「タレント」「歌手」というかつての肩書や経歴を捨てて第2の人生を選んだ元芸能人たち。まったく異なった世界へ飛び込んだ彼、彼女らを待っていたのは芸能界以上に厳しい「現実」、そして想像以上の「やりがい」だった―。『クイズ!ヘキサゴンII』などでも活躍した元演歌歌手の香田晋さんと『FUNKY MONKEY BABYS』の元メンバー・DJケミカルさんは芸能人から僧侶の道へ……。
『男同士』で第31回日本レコード大賞新人賞を受賞し、1994年には『夢いちど』で紅白歌合戦に出場していた元演歌歌手の香田晋さん。『クイズ!ヘキサゴンII』などで活躍したタレントのイメージも強いのでは。
講演会では「感謝して今を生きる」
その彼が突然、芸能界引退発表をしたのは今から10年以上前のこと。そして引退して3年がたったときに小誌の取材でこう語っていた。
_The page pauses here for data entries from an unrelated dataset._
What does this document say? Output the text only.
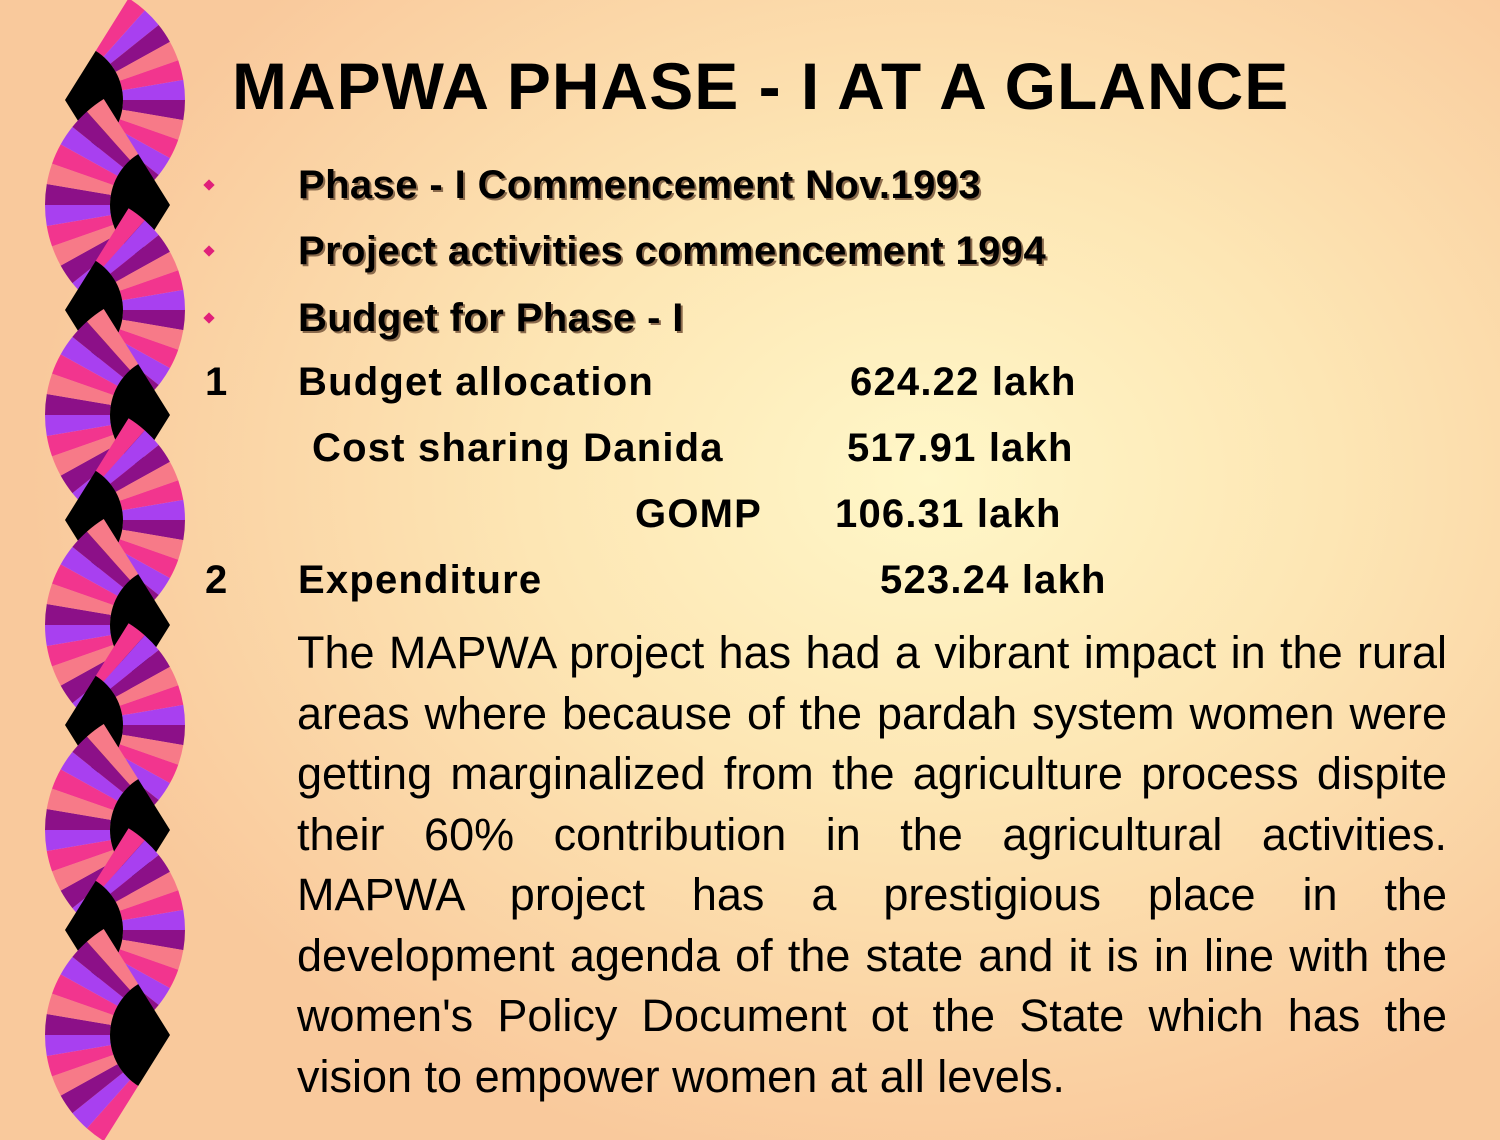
MAPWA PHASE - I AT A GLANCE
Phase - I Commencement Nov.1993
Project activities commencement 1994
Budget for Phase - I
1 Budget allocation	624.22 lakh
Cost sharing Danida	517.91 lakh
GOMP 106.31 lakh
2 Expenditure	523.24 lakh
The MAPWA project has had a vibrant impact in the rural areas where because of the pardah system women were getting marginalized from the agriculture process dispite their 60% contribution in the agricultural activities. MAPWA project has a prestigious place in the development agenda of the state and it is in line with the women's Policy Document ot the State which has the vision to empower women at all levels.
「精神面で追い込まれていたんです。精神科にも通っていましたから。バラエティー番組では明るく振る舞っていたけど、僕の心の中はズタズタだった」
と。そして再婚した女性と故郷福岡で料理店を開店、ランチなどが評判の店だった。
その香田さんの現在だが、現在はお店を閉じ、出家して仏門(曹洞宗)に入っている。
福井県美浜町にある由緒あるお寺で、僧名は「徹心香雲」というそう。心が洗われるような美しい響きだ。
出家したきっかけは新聞報道によると、長年介護をしていた義理の祖母を亡くし、自分で供養したいということで知人の住職に相談したことから仏門への道が開けたという。
今年の3月29日に行われた講演会では、歌を披露しながら「感謝して今を生きる」と題して60分間話したことが本人のフェイスブックで紹介されている。袈裟をまとった姿で、すっかり立派なお坊さまだ。
僧侶として歩き出し、新たに書家香雲としても活動中。その書画は自身のインスタグラムで紹介している。今では精神も穏やかに、神仏の世界に身を置いているようだ。
2年前に8年ぶりに一夜限りの復活も
もう1人は2000年代に一世を風靡した伝説の音楽ユニット、FUNKY MONKEY BABYSのDJとして絶大な人気を誇っていたDJケミカルだ。
ケミカルさんの実家は鎌倉時代に開山された由緒正しい古刹で、長男として生まれたこともあり、跡を継ぐことは本人の意志でもあった。2013年、人気絶頂のときに、迷うことなく僧侶になる道に進み出したときには、そのぶれない生き方が、ファンだけでなく多くの若者たちに感銘を与えている。
2年前には解散から8年ぶりに一夜限りの復活を遂げ、ケミカルさんも出演。これを機に、新たな活動を始める元メンバーである2人に向け、《人生にはそれぞれ与えられた役目があると思います。僕は精神世界の探求であり、2人はやっぱり歌を届ける事だと思います。是非ファンモンの歌で日本中、世界中に前向きな力を与えて欲しいとお願いしました。楽しみにしています!》(一部抜粋)と、コメントを寄せている。
しかし、その日を境に今日まで表舞台には出ていない。現在は智文副住職(ケミカルさんの僧名)として修行を続けている。華やかな芸能界での経験を糧とした「転職」も、まったく違う世界へ踏み出した「転職」も、どの人も自分らしく“やりがい”を感じて生きている。それぞれの新しい生き方を応援していきたい。
1967年生まれ、福岡県出身。1989年にデビュー。その後、演歌歌手としてテレビなどで活躍。2012年に引退。
DJケミカルさん
1982年生まれ、東京都出身。2004年にデビューした音楽ユニット、ファンキーモンキーベイビーズのDJとして活躍。2013年に電撃引退。